The following koans or cases for questioning can be contemplated when you have quiet moments in your daily life, or you can contemplate a koan in order to replace wandering thoughts or to transform a restless mind into a single mind. This koan practice will help you to stay centered and gradually hone your innate wisdom, eventually leading to enlightenment.

“All things are created by the mind. What does this mean?

“Mind is Buddha.” What does this mean?

“A person who practices well is not separate from the self-nature.” What is this practice which is not separated from the self-nature?

How are mind, nature, principle, and energy the same?

“Illuminate the one mind by penetrating the myriad dharmas.” What does this mean?

Are all things in the universe subject to arising and ceasing or free from arising and ceasing?

“Heaven and earth know without knowing anything.” What does this mean?

“I have a volume of scripture that is written without paper or ink.
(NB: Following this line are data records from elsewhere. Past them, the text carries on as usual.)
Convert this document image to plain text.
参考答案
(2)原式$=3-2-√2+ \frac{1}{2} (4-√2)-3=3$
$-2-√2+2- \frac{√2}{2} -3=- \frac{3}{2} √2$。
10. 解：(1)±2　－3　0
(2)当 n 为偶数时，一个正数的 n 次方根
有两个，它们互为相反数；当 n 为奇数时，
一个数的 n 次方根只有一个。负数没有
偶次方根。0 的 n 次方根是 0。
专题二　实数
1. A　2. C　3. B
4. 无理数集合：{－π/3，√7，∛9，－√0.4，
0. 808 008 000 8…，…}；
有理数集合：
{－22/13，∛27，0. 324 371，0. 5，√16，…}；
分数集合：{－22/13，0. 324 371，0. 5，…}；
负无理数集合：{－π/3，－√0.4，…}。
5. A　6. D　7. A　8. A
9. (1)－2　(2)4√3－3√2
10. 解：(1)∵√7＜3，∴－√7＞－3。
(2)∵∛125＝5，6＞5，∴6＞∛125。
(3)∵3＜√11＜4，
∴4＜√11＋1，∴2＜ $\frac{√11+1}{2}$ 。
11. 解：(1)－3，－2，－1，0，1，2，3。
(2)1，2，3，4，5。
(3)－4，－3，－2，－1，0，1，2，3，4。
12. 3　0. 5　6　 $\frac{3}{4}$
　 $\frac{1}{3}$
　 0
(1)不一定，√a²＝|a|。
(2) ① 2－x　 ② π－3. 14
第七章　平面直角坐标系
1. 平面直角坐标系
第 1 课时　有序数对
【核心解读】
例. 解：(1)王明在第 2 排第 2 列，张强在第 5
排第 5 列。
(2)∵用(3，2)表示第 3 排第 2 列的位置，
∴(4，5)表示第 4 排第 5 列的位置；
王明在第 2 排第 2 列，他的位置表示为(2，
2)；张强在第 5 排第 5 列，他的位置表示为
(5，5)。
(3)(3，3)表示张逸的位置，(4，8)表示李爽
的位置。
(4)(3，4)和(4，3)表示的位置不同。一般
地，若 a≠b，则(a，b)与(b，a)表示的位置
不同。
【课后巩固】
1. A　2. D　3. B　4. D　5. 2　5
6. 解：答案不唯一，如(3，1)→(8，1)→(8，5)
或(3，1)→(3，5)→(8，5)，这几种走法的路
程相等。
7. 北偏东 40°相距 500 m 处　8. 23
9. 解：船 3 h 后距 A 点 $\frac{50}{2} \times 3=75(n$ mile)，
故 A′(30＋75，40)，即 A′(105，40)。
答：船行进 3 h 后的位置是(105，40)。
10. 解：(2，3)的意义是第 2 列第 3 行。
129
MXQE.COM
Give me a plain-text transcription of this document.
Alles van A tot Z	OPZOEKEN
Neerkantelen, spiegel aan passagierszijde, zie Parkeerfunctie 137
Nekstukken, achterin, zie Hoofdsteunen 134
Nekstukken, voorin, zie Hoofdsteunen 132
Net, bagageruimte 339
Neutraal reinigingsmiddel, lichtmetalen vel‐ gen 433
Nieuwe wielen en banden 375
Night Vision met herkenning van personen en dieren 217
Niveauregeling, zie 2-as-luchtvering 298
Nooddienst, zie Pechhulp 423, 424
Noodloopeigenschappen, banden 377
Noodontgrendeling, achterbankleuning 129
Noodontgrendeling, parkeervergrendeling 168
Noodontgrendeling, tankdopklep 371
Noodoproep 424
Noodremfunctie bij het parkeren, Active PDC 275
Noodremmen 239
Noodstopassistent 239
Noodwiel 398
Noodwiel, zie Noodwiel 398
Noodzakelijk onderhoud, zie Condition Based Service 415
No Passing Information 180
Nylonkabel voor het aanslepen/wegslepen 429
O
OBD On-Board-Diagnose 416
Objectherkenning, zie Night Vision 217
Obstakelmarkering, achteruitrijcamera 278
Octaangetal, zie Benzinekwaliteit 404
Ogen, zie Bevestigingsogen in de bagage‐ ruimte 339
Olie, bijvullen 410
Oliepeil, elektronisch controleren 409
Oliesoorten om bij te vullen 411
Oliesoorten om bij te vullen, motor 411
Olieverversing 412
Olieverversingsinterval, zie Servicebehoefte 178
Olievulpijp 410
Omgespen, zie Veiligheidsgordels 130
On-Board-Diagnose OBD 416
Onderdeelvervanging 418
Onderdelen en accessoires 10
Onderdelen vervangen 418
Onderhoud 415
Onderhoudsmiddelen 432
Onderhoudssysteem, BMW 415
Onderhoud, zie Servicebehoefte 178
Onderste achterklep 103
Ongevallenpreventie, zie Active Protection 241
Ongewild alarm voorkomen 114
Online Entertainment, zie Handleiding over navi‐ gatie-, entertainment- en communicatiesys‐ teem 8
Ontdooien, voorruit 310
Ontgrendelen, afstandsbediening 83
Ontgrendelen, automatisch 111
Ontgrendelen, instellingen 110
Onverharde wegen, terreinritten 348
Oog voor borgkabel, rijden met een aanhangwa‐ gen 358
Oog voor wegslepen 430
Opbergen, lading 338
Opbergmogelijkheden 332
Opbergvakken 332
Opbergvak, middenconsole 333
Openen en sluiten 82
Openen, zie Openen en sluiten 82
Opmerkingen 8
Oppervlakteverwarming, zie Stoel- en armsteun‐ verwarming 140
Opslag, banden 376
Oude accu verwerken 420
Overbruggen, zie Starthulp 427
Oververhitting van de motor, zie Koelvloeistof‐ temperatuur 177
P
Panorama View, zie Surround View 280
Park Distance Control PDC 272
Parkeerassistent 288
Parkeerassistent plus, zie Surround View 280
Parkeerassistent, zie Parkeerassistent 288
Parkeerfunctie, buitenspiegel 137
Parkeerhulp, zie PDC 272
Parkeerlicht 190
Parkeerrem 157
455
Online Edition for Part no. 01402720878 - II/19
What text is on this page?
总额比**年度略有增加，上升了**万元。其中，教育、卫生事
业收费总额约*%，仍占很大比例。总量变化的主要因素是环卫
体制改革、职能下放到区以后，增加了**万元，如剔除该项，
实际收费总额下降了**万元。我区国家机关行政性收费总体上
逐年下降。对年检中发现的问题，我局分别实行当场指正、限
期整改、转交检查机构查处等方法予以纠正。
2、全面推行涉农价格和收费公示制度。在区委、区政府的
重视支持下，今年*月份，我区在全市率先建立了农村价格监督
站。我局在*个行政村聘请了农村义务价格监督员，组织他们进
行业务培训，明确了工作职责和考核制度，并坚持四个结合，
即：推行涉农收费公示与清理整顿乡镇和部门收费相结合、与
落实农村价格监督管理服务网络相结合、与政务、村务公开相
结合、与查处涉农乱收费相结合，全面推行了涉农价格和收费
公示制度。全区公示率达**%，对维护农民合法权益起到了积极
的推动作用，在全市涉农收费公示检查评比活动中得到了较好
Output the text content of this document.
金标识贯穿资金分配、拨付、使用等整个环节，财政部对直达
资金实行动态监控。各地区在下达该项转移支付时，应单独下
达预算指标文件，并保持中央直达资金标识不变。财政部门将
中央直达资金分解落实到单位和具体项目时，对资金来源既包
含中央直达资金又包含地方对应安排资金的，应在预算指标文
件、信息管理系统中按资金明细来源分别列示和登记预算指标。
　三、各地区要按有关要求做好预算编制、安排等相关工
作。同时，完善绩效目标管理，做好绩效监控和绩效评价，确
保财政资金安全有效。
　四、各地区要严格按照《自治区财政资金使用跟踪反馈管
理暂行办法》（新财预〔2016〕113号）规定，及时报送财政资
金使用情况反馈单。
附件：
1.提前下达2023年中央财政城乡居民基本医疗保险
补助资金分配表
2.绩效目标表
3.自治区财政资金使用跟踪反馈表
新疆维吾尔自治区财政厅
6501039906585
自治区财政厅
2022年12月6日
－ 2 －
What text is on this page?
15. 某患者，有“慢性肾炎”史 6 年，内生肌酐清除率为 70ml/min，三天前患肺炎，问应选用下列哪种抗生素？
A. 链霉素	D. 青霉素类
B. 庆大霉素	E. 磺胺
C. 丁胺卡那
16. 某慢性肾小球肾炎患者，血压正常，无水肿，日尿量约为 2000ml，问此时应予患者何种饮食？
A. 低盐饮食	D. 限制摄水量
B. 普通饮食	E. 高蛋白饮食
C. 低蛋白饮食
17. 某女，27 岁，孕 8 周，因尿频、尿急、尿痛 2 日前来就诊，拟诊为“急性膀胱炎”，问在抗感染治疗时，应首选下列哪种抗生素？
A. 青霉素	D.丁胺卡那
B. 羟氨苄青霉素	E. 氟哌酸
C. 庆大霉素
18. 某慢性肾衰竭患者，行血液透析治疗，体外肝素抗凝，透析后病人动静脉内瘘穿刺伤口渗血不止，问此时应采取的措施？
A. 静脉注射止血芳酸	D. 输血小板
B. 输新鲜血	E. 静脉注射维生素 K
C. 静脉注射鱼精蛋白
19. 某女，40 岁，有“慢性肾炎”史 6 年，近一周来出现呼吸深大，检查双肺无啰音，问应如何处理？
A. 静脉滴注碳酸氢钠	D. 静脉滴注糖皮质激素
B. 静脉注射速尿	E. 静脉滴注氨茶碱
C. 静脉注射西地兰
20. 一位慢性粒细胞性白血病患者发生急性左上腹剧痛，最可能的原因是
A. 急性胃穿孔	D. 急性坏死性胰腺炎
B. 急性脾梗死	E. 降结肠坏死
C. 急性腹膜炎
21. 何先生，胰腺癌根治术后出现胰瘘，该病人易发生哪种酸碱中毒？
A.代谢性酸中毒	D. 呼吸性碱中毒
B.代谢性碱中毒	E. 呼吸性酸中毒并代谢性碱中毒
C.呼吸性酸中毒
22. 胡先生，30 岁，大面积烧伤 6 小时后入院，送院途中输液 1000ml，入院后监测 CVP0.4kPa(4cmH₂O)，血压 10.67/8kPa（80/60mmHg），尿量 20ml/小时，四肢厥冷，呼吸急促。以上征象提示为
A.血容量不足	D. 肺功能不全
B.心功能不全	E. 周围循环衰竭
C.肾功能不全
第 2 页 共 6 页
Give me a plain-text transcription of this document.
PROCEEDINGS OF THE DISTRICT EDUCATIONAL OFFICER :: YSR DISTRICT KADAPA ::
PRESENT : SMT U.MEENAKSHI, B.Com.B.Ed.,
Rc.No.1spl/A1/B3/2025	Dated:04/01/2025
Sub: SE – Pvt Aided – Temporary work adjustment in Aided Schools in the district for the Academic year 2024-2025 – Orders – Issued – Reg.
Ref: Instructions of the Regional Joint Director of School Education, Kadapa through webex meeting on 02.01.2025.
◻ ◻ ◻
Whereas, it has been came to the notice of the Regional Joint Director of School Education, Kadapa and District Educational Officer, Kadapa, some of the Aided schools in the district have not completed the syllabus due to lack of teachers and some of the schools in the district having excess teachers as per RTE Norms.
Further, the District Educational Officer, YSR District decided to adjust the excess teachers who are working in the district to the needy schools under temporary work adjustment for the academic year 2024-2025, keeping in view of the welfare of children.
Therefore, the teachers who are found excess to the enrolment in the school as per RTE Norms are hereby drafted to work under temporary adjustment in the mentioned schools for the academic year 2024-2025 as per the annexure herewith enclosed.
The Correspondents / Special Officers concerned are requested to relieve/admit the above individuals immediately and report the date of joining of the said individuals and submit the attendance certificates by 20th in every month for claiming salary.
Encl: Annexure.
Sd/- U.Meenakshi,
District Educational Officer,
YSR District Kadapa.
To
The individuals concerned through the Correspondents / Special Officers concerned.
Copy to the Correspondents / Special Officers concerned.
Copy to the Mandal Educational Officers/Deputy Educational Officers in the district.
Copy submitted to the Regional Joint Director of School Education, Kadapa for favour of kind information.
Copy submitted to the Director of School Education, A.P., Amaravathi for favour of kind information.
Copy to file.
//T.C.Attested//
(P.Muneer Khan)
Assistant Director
It does not contain a single word yet always radiates light.” What does this mean?

The myriad dharmas return to one; to what does the one return?



The great Way is all-pervasive, without any gaps, but people do not understand this and end up creating gaps on their own. Regardless of who it is, if one understands and practices the principle that illuminates the one mind by penetrating the myriad Dharmas, then one will certainly attain the great, perfect, right enlightenment.